In August, Theatre Under The Stars
welcomed the Tony-nominated director and choreographer as its new artistic director.
You came to TUTS last year as a guest director of How to Succeed in Business Without Really Trying. Did you have any idea then that you’d be back so soon as the artistic director?
I was asked by Sheldon Epps, the artistic advisor before I got here, to direct How to Succeed
…, but I had no idea I was going to be back so soon. Sheldon had given me inklings he was not going to stay on for the next season. Someone from the board approached me about how great a place Houston is to live, should I ever want to move here. I mentioned then that I would definitely be interested. Lo and behold I went through the process and here I am!
What was it about TUTS that made you want to uproot your life on Broadway and take this job in Houston, Texas?
I had been doing a lot of work in New York but as of late, I’d been working a lot internationally and regionally. All of that travel is tiring and I was starting to look for a place to call home— not only find a personal home, but an artistic home as well. I haven’t had as much time to explore Houston yet as I’m looking forward to. At TUTS we are in the process of planning for our 50th season next year and deciding how to turn the theater into a cultural touchstone for the community. And that is exhausting! But I knew that moving to a place with a food-scene this good would be easy to call home.
What are you most excited to do at the organization, and what do you view as your biggest hurdles?
The world and the nation we are living in right now is so polarized and art is functioning in that way too. People want to see the same shows right now that have been in the musical theater canon for a long time. They are great shows, but some people in our community are dying for new work. That is where both our struggle and excitement are going to come from. Our mission is to be at the forefront of musical theater, and you can’t do that by performing the same shows over and over. Great musical theater entertains and is current—Hamilton
does this best. It’s modern, but harkens to old storytelling. New work could create something that adds to the musical canon, not just in Houston but also in the country.
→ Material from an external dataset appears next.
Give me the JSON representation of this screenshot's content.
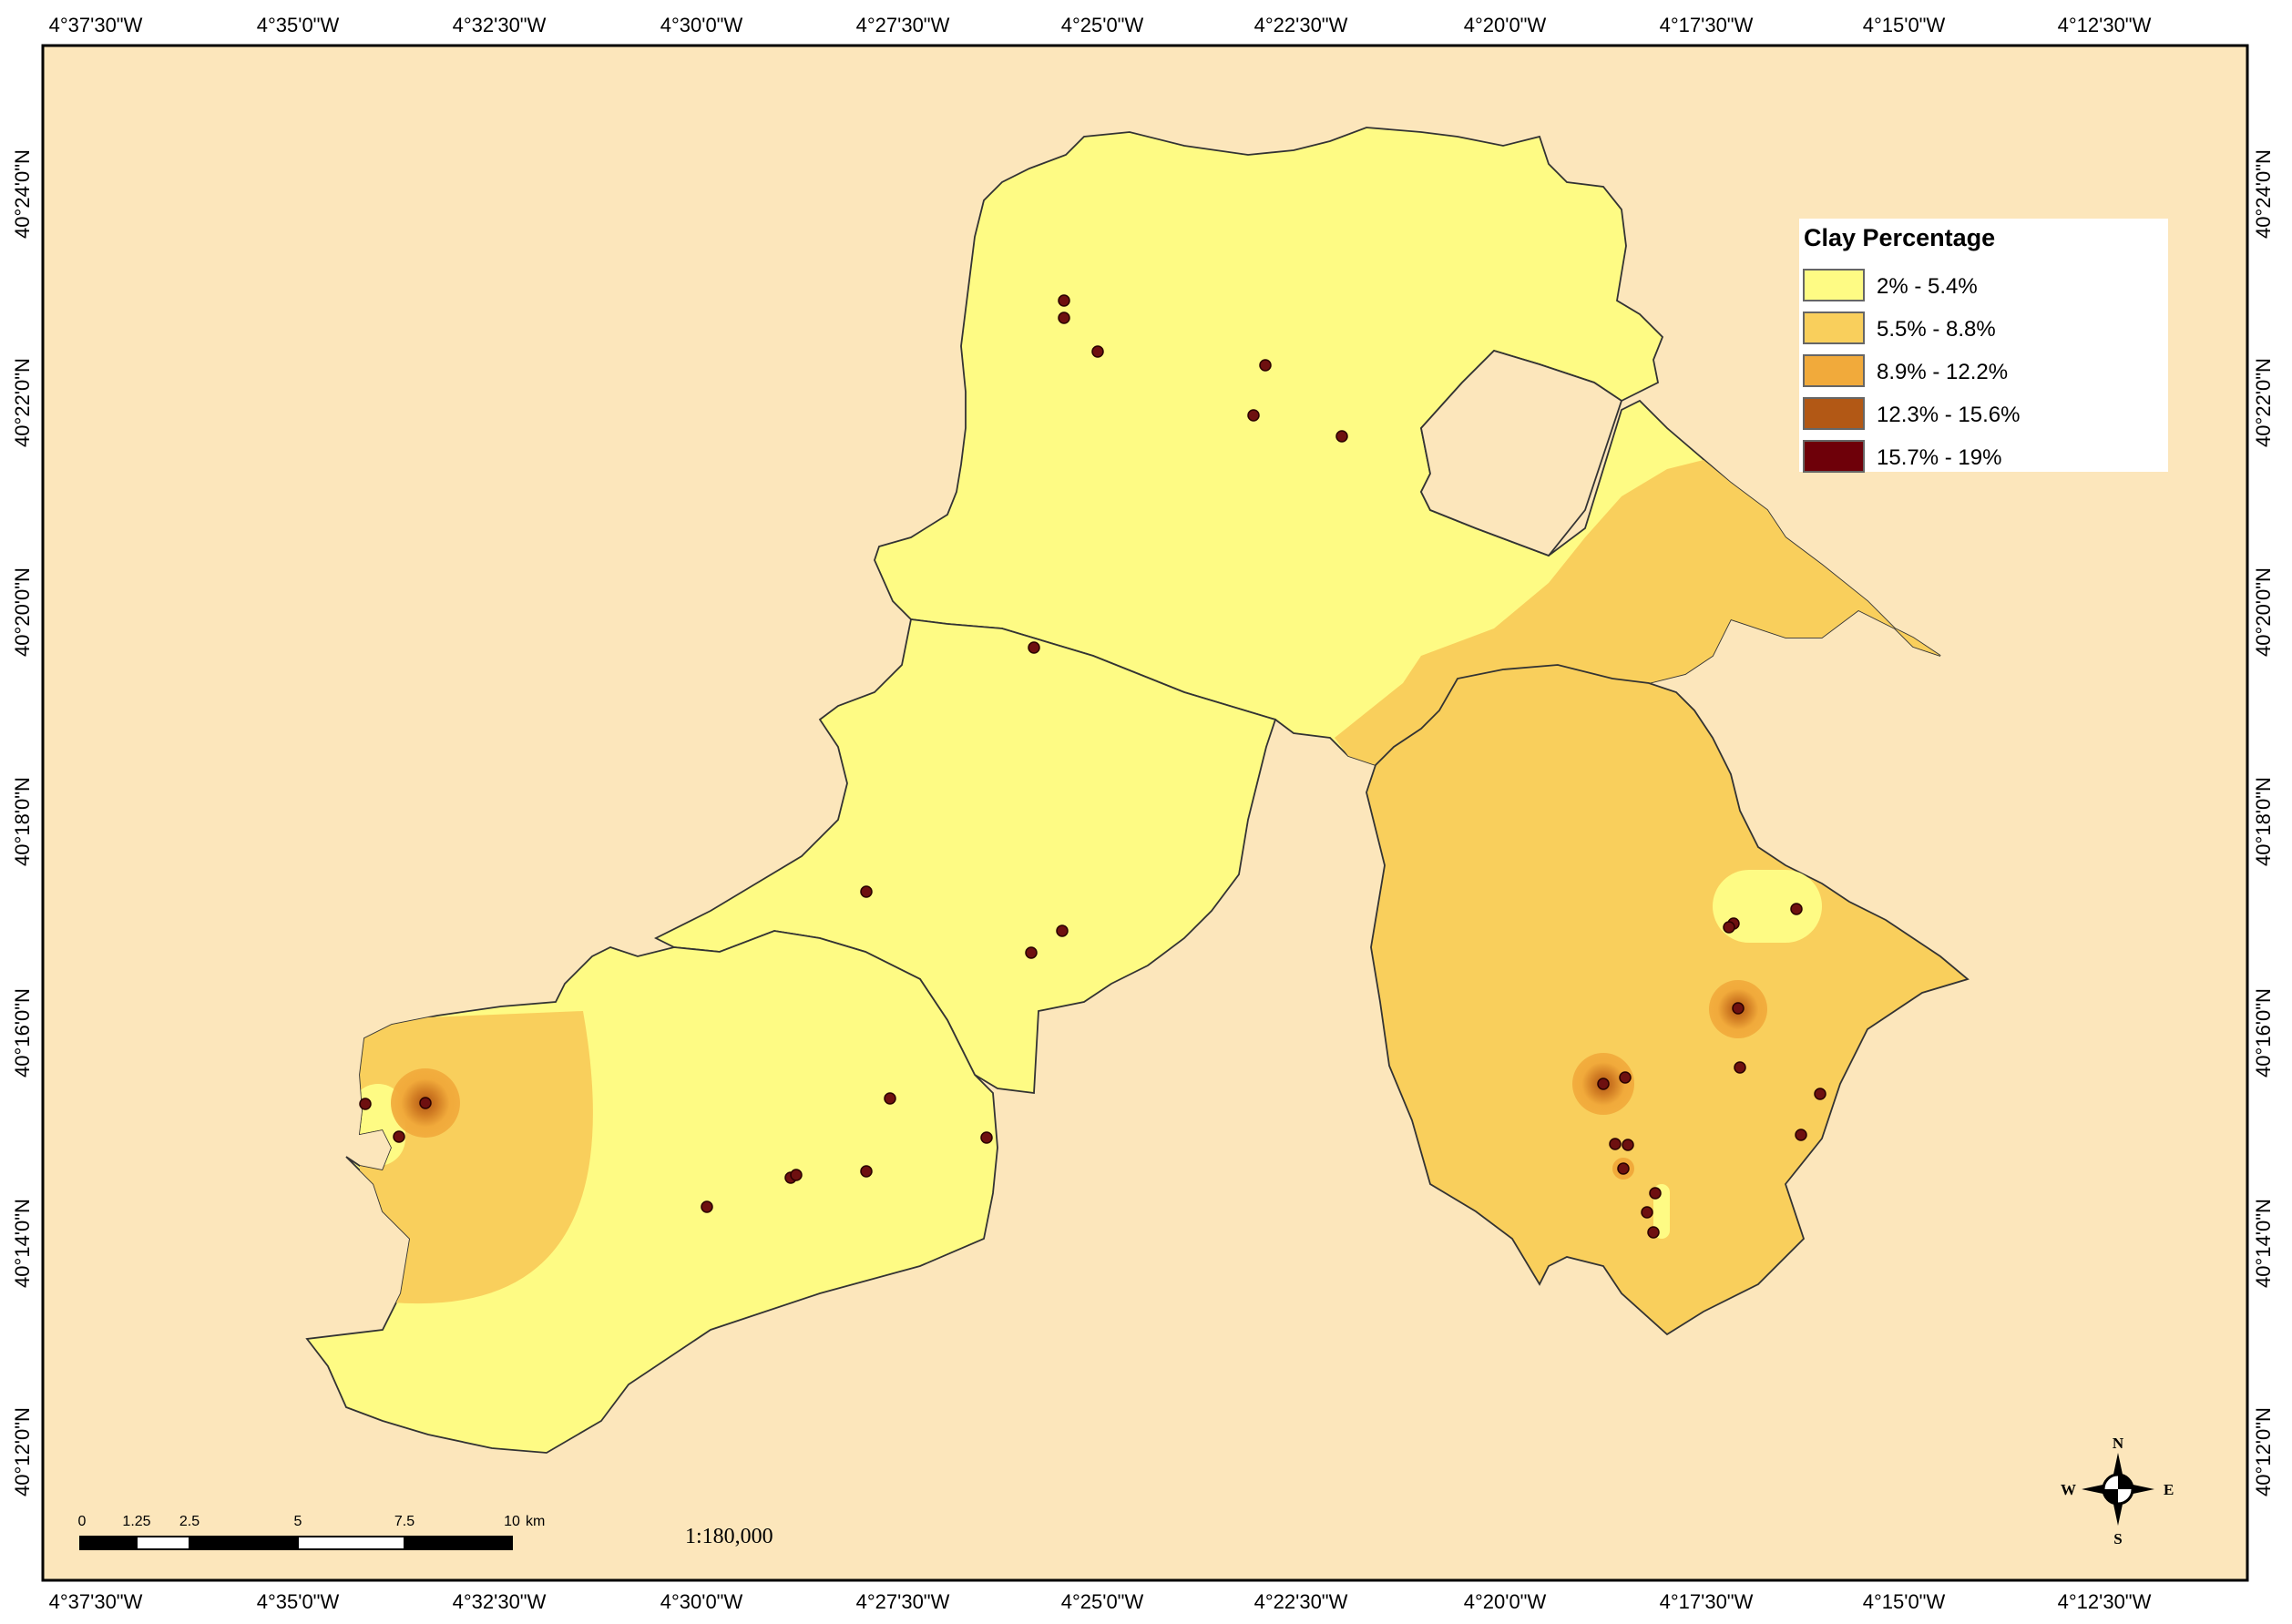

You were slated to start your job right after Hurricane Harvey hit Houston. Can you talk about what it was like to move to a new city and start a new job in a time of crisis?
That was insane. It was it was incredible trying to figure out how we would do business in the wake of a natural disaster. Entertainment isn’t seen as necessary like food or water. I think it absolutely is—it feeds your soul and mind. It’s so hard to deal with disaster recovery every day without relief and I think that’s what we provide. I got to meet a lot of the arts leaders across the country through ongoing relief efforts. It’s always best to make friends in the trenches rather than in peacetime. It bonds you together in a way that otherwise it wouldn’t.
You’ve said you’d like to focus on producing more new works in Houston. What does that look like?
I think there is a way we could successfully employ artists in the Houston community. It would have to be something in conjunction with other arts organizations to give the artists meaningful employment, therefore keeping them in the Houston area. I’m talking about being able to cast our shows with partially local casts on a level that is as high as what you would see with any of the Broadway tours. We’re also looking at starting a New Works Festival that would commission Texas writers to write musicals. We would then take that musical and develop it, workshop it, give it a home and export it throughout the country. I think it’s going to take a long time, but a commitment to trying to figure out the mechanics of how that can work would be paramount to my tenure here.
What’s your all-time favorite Broadway play and why?
My favorite is Dreamgirls
because of the emotion and the energy. It makes you laugh, it makes you cry. It’s just a visceral rollercoaster of emotion. Also Stephen Sondheim’s Follies
for me is the same thing. It’s so intellectually stimulating. You laugh, you cry, and you’re thrilled.
What’s an interesting fact about you?
I have about $30,000 worth of Marvel comics. Growing up I had a real fascination with comic books. They are at my parents. As a kid I collected them: Avengers, X-Men, and Fantastic Four. That was my thing as a kid and they were sort of like my friends. I read them incessantly!